Because of how the Eagles and Chip Kelly weathered the fallout from Riley Cooper's controversy last season, Michael Sam, who came out as an openly gay man in August, may be the team most prepared to welcme him into the locker room.
Michael Sam is about to be the answer to the question that has been hanging over the National Football League for the last several years.
Is the NFL ready for an openy gay player in their locker rooms?
As was reported in an interview with ESPN, the New York Times and OutSports, Sam revealed that he is an openly gay man, and had come out to his Missouri teammates last summer and they had kept his revelation a secret.

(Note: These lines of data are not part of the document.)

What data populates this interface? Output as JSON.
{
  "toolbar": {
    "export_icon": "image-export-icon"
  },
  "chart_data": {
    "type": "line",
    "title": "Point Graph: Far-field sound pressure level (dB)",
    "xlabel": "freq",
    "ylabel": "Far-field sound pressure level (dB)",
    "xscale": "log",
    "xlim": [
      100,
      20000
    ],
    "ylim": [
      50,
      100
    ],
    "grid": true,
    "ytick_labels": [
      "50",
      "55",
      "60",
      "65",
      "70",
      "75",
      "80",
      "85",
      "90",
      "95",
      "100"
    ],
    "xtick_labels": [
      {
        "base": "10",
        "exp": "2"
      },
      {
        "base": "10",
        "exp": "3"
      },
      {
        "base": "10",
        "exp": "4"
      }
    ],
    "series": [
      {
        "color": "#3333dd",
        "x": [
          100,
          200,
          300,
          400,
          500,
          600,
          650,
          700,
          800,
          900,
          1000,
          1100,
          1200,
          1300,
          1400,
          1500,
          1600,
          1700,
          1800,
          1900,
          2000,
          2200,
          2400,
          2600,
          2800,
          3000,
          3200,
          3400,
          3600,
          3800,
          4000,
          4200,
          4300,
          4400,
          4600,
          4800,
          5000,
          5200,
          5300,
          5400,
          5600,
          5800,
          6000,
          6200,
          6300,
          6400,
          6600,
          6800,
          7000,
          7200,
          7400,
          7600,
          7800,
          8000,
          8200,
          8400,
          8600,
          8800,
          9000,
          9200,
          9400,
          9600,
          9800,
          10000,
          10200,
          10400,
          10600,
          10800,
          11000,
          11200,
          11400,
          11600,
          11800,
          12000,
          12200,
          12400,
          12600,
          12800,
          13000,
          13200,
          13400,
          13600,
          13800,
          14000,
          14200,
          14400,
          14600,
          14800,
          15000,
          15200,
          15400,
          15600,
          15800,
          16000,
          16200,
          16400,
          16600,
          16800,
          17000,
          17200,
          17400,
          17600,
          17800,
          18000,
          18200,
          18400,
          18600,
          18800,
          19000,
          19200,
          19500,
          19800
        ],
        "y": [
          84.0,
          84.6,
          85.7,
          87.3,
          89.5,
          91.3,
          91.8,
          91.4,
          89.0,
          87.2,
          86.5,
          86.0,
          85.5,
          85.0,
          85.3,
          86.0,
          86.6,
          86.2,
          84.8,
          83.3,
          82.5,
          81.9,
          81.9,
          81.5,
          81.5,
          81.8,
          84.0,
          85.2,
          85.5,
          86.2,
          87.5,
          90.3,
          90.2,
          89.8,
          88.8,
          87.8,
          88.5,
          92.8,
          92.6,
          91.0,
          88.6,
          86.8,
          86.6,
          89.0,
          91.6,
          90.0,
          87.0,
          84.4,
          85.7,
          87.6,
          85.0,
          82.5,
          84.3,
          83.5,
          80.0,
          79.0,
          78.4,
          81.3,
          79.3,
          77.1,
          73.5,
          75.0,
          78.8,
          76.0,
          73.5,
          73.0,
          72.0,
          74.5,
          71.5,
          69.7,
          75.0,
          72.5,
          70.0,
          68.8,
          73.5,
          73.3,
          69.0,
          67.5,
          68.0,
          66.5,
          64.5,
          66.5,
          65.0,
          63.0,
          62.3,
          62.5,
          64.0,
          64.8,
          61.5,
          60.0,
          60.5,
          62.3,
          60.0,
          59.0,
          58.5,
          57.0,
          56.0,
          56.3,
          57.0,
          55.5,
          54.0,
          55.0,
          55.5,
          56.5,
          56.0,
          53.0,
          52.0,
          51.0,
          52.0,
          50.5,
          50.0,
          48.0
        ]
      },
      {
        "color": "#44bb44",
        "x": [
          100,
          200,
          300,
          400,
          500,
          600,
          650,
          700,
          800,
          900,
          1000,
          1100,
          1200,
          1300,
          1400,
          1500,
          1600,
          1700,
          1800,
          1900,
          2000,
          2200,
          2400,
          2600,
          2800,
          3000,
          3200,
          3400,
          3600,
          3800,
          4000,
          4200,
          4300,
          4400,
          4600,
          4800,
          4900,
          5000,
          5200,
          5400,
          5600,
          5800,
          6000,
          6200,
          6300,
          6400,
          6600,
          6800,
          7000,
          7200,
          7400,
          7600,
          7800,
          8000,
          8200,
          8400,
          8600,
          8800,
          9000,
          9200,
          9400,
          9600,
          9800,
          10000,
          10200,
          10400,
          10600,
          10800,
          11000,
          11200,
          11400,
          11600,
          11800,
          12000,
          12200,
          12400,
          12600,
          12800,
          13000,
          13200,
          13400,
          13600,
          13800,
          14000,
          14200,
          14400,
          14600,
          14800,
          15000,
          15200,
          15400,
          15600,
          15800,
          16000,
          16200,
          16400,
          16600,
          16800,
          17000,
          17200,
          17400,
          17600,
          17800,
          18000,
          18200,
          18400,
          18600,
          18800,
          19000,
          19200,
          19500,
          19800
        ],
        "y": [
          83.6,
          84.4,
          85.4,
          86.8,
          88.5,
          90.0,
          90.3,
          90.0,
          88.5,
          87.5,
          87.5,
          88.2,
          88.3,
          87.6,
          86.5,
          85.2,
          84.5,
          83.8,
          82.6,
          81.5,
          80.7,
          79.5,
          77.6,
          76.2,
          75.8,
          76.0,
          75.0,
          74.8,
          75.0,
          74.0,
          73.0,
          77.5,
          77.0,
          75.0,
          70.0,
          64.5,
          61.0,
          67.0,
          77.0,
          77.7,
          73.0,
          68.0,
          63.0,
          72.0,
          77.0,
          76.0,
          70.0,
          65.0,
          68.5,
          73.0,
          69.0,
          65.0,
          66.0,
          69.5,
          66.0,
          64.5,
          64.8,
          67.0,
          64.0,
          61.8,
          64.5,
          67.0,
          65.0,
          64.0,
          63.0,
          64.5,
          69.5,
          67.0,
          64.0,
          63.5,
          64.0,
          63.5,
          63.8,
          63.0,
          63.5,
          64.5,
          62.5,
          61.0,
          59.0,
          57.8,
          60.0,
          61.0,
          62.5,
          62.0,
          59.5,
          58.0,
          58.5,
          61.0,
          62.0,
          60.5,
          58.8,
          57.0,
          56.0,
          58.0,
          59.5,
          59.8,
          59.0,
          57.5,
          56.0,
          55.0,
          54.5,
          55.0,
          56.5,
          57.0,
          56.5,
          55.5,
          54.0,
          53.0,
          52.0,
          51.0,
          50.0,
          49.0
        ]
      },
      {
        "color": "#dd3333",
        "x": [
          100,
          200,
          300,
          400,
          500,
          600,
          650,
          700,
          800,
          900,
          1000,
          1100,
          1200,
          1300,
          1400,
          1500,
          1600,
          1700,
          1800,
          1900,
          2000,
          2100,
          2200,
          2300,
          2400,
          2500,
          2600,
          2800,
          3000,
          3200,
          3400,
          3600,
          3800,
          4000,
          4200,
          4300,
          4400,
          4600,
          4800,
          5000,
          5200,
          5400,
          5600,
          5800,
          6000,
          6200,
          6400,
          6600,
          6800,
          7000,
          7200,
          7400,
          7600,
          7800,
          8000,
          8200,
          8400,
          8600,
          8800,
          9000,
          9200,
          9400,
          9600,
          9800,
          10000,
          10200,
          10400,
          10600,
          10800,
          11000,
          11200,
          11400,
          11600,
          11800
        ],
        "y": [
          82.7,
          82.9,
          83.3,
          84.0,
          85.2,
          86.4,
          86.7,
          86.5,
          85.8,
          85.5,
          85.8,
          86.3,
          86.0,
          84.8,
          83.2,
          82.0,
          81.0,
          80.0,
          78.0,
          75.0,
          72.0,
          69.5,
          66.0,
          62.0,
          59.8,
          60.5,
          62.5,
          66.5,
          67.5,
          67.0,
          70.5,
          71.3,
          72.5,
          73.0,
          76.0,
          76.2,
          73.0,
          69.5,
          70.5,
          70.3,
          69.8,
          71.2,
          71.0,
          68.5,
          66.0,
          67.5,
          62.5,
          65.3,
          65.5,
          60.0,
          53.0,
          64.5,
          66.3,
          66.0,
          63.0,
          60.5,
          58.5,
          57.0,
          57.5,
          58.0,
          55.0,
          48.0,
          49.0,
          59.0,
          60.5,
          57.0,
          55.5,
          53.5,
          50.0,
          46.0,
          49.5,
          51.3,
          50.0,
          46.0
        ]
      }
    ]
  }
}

While there will be plenty of debate in the coming weeks and months leading up to the Scouting Combine in Indianapolis and the draft in May. His eventual destination could very well end up being the Philadelphia Eagles.
In a perfect world, Same's evaluation will come down to what happens between the white lines but finding a home for a defensive end with an SEC leading leading 11.5 sacks and 19 tackles for loss with jaded glasses because of weak competition in games against Vanderbilt and Florida, as well as less than ideal size to play defensive end in a 4-3 scheme. Yet, this is not a perfect world and his sexual orientation will hold weight in evaluations of how adding him to the chemistry of locker rooms across the league will skew the chemistry already in place.
That is where Chip Kelly and the Eagles come into play.
Billy Davis' defense runs a 3-4 and it seems as though a priority this offseason has been adding to a pass rush that struggled to get to the quarterback, and bolster a special teams unit that were deficient in the waning moments of a playoff loss to the New Orleans Saints and inconsistent at best all season long.
Sam's reputation is that of a player who is coachable and team first, which would likely mean he would be open to contributing on special teams. He has the size at 6'2, 260 pounds to be athletic enough to contribute on special teams and be at the very least a rotational pass rusher on defense.
Where the Eagles may be the best fit for Sam is within a locker room that already has weathered the storm of controversy in Kelly's first season.
Much was made last summer over Riley Cooper using a racial slur on video at a Kenny Chesney concert and how the Eagles players eventually forgave-if not unanimously, enough to allow him to live amongst them as teammates-which allowed Cooper to have the kind of season where he flourished to the tune of a career best 47 catches for 835 yards and eight touchdowns.
Kelly deserves much of the credit for keeping the threads of this locker room woven together when it could have tattered in the fallout of the Cooper storm in his first season as head coach.
This is a head coach who also led his Oregon Ducks in the wake of the Legarrette Blount punching a player in a 2009 loss to Boise State.
Where Sam is different from these cases is that he has done absolutely nothing wrong except for being a different kind of individual from the other 52 players he will share a locker room with, in the same vein of Jackie Robinson's assault on the color barrier in Major League Baseball in 1947.
Before Sunday's announcement, Sam was projected as a second or third-round draft pick in many mock drafts, but the immediate fallout among head coaches and general managers across the league seem to indicate a fall into the deeper rounds for the Mizzou product.
If he's available in the fifth round or later, it's not difficult to imagine his phone ringing with Kelly on the other end of the line.
The Eagles may or may not being the right fit schematically for Sam's skillset, but unlike many other locker rooms across the league, the progressive thinking of the organization as well as the head coach and a locker room that has proven an ability to withstand a media circus as well as racial tension in the span of a season, may be the most prepared to welcome Sam.